What Chuck describes sounds a lot like what I do. My roofs are elevated off the top bars by bricks to keep air circulating underneath and to keep palmetto bugs from propagating between the roof and top bars because they will really foul your bars. They don't like all the air and light. My hives are really tightly constructed--no hiding places for beetles to go but down into the traps. I press propolis into any little places I think will give them shelter. I use a 3" hole saw now to cut the holes in the bottom board instead of a jigsaw. It's fast and accurate. If you cut a kerf in your starter bars, you can wax in a one inch strip of foundation along each bar; no need to use a full sheet per bar. If you can get some comb from another beekeeper, you can use this method to hold it to the bars. The bees will attach the comb themselves and chew away the cardboard.


----------



## yotebuster1200 (Jul 28, 2013)

Jon Wolff said:


> What Chuck describes sounds a lot like what I do.

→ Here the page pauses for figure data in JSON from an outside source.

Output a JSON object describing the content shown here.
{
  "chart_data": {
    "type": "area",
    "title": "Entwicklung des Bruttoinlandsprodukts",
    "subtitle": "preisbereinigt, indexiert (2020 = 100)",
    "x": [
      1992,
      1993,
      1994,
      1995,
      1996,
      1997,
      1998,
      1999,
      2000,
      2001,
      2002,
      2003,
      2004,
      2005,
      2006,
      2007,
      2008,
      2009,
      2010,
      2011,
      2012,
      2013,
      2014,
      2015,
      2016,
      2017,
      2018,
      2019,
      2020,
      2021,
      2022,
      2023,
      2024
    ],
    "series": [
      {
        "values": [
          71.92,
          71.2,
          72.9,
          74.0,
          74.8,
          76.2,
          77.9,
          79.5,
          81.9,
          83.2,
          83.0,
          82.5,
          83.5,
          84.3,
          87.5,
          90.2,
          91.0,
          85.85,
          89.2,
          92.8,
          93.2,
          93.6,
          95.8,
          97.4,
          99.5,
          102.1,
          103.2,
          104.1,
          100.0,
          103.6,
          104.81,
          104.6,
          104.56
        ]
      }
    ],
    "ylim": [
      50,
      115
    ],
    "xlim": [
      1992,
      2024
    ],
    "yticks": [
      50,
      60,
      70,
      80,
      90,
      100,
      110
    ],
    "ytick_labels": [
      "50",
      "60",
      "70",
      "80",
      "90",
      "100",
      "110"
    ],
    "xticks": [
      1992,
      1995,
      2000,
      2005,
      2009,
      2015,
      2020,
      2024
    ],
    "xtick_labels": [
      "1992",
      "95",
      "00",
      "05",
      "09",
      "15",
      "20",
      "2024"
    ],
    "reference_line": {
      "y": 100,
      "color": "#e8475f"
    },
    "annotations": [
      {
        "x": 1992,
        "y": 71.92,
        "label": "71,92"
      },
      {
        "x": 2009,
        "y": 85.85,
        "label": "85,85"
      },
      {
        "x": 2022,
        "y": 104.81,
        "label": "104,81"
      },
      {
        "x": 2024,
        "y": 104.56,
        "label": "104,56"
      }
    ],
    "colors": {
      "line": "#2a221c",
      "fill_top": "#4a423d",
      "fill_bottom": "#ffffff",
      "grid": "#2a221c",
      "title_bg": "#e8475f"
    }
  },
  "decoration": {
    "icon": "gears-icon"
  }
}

My roofs are elevated off the top bars by bricks to keep air circulating underneath and to keep palmetto bugs from propagating between the roof and top bars because they will really foul your bars. They don't like all the air and light. My hives are really tightly constructed--no hiding places for beetles to go but down into the traps. I press propolis into any little places I think will give them shelter. I use a 3" hole saw now to cut the holes in the bottom board instead of a jigsaw. It's fast and accurate. If you cut a kerf in your starter bars, you can wax in a one inch strip of foundation along each bar; no need to use a full sheet per bar. If you can get some comb from another beekeeper, you can use this method to hold it to the bars. The bees will attach the comb themselves and chew away the cardboard.
> View attachment 22794


Clever trick with the cardboard


----------



## will52100 (Jun 8, 2015)

Great info, thanks. Love the idea of the cardboard.


----------



## Jon Wolff (Apr 28, 2013)

Thanks. It holds the comb better than other methods I've tried, and I don't have to worry about it later. The cardboard will squish down with only small gaps when the top bars are in place. I always have cardboard strips ready at hand so if I need to, I can quickly staple one around a comb. Once the bees have attached the comb, I can pop off the cardboard, if the bees haven't chewed it free already.


----------